A good option, abeit being a bit more expensive, would be to have both platforms and let customers migrate themselves, offering the true benefits of VirtFusion to them.
I believe some providers actually managed to migrate VM disks from Virtualizor to VirtFusion though, by creating a blank VM and then importing the disk manually or something like that.
I could be wrong but I don't think it stores any important information.
https://www.virtualizor.com/docs/admin/kyc/
I am always extraordinarly suspicious of Virtualizor. Even just navigating through the software just screams that it's made by people who don't know what they are doing - why anybody is trusting a large portion of their business to software like that is a mystery to me.
I don't know the specifics on this, but my bias would make me think that this is absolutely an issue on the Virtualizor side. Is this going to be enough to finally get people to ditch that piece of crap?
TBH I never understand why hosts spend so much money on these panels rather than rolling their own. Maybe I'm not a typical customer, but I almost never use any of these control panels, and I really don't care what the provider uses as long as I can SSH into the VPS.

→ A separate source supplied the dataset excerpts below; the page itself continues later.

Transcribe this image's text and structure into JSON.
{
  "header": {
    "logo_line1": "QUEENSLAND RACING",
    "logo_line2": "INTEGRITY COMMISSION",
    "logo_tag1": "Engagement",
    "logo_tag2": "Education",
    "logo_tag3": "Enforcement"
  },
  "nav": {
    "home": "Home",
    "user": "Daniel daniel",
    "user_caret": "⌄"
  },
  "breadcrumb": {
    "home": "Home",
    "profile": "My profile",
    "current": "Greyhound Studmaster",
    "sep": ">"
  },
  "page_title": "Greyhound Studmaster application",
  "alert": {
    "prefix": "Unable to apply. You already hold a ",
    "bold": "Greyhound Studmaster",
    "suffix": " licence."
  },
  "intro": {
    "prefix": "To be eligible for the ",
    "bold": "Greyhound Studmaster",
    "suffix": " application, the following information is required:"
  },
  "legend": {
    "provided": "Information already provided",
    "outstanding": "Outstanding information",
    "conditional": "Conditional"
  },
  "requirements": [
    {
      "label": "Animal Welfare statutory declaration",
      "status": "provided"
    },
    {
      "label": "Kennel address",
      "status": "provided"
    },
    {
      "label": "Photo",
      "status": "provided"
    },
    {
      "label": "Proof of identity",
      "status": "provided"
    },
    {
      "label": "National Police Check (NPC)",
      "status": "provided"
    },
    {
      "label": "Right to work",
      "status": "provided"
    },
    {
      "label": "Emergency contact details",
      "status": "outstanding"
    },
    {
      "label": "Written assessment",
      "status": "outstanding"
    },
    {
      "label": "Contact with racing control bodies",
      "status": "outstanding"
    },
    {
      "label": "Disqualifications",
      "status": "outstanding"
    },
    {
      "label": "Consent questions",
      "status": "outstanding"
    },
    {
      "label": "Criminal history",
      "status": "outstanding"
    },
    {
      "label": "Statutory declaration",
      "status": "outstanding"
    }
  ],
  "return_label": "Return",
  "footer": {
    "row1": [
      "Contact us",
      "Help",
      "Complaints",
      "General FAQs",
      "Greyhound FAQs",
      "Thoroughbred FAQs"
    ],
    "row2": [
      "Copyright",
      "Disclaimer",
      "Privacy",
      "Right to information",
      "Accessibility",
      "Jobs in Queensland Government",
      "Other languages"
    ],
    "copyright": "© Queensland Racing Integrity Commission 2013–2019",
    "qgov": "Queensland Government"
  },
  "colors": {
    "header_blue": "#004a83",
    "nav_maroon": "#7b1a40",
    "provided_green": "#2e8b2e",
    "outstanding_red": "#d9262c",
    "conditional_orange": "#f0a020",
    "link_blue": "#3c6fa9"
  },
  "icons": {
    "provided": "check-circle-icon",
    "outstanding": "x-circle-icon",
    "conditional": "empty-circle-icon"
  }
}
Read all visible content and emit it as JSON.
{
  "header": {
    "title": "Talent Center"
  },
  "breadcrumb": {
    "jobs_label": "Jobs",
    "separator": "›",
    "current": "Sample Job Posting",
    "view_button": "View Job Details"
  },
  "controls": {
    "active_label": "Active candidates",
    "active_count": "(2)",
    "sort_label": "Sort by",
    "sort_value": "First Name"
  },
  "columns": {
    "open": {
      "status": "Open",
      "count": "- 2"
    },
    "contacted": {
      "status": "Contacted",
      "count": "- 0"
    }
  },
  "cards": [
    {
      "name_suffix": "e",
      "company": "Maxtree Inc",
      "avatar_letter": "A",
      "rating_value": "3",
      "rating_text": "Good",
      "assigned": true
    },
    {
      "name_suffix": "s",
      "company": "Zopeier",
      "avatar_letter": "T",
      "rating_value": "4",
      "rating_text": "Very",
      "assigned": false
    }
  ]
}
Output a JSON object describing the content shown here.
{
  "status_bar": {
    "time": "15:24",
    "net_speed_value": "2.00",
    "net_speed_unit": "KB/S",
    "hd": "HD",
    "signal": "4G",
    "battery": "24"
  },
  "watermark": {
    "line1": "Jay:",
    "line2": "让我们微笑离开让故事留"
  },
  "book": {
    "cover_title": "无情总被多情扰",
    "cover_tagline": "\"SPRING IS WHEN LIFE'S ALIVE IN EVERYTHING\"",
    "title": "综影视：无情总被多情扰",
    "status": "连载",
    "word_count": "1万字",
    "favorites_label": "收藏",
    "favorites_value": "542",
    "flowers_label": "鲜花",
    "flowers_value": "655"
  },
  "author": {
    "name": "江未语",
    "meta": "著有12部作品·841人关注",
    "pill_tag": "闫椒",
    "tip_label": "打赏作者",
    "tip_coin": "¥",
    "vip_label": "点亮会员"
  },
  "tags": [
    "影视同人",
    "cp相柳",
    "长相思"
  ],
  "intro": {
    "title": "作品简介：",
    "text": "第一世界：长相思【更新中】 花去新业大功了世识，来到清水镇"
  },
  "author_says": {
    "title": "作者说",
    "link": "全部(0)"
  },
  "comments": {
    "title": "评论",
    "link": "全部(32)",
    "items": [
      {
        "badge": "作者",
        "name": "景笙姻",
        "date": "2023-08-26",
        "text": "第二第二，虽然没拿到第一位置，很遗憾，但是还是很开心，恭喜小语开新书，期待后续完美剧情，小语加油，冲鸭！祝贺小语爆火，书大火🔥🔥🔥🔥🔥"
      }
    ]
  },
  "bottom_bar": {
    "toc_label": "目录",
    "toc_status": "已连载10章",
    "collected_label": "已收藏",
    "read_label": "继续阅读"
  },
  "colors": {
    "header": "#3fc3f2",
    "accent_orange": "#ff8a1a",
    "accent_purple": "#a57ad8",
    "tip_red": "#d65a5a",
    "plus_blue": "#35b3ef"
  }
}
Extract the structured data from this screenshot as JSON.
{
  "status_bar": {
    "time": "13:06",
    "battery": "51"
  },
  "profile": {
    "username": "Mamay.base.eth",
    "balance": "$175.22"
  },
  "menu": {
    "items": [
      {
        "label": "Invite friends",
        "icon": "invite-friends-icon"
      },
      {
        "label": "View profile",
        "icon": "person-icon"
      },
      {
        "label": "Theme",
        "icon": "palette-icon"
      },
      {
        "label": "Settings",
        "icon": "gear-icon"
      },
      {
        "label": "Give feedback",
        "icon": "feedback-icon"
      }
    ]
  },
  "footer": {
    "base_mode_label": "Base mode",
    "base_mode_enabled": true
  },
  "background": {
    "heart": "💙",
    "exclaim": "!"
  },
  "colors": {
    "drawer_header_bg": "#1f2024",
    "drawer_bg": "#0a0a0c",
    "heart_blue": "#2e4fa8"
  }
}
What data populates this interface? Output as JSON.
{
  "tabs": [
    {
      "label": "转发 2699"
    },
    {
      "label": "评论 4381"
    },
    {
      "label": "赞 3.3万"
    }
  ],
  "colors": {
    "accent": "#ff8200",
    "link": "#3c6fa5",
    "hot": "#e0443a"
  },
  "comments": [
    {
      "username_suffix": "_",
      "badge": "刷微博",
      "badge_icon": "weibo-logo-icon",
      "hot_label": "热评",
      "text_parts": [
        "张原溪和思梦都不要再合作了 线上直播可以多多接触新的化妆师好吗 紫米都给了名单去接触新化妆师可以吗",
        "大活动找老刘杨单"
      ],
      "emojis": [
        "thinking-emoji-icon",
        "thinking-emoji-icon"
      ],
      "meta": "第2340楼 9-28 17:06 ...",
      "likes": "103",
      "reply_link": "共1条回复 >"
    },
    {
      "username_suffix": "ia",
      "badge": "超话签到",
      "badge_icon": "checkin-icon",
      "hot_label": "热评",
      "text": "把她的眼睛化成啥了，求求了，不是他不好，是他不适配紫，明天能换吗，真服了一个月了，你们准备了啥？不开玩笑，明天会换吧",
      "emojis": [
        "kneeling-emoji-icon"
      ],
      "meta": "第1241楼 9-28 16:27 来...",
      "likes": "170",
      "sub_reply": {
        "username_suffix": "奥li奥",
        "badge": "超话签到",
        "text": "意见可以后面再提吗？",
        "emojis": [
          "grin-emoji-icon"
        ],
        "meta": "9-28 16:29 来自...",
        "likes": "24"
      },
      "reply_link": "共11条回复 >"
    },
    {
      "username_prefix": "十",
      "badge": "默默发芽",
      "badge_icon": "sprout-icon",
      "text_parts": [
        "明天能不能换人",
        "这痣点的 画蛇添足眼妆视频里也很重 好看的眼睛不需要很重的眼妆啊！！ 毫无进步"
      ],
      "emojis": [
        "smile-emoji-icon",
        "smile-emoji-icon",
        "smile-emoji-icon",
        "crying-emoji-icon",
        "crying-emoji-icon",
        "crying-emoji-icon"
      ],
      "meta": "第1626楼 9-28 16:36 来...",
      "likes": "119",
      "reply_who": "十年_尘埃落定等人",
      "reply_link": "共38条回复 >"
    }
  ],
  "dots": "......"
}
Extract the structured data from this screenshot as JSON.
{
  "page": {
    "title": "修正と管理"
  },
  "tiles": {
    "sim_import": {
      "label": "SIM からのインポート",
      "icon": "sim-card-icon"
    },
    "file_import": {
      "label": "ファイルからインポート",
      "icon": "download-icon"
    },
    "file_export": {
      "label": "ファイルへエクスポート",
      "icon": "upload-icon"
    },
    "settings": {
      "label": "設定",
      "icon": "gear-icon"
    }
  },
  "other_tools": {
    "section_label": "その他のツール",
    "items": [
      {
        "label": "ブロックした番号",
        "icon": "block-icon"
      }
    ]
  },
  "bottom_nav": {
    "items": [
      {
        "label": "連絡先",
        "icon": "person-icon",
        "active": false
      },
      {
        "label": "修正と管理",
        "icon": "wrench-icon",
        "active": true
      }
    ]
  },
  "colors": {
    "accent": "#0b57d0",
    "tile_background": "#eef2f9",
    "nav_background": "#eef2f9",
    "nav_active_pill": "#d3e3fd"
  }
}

The only features I think are actually useful are: stop, start, reboot, mount ISO, reinstall, VNC, maybe change root password and maybe bandwidth stats. Am I missing something?
That now explains how they bypassed my 2FA. So it’s a terminal 0-day 🤯.
Virtualizor VNC being enabled by default (with barely any provider giving you the option to disable it yourself) with very easy max 6 digit passwords
what could go wrong. It seems very secure to the @virtualizor guys!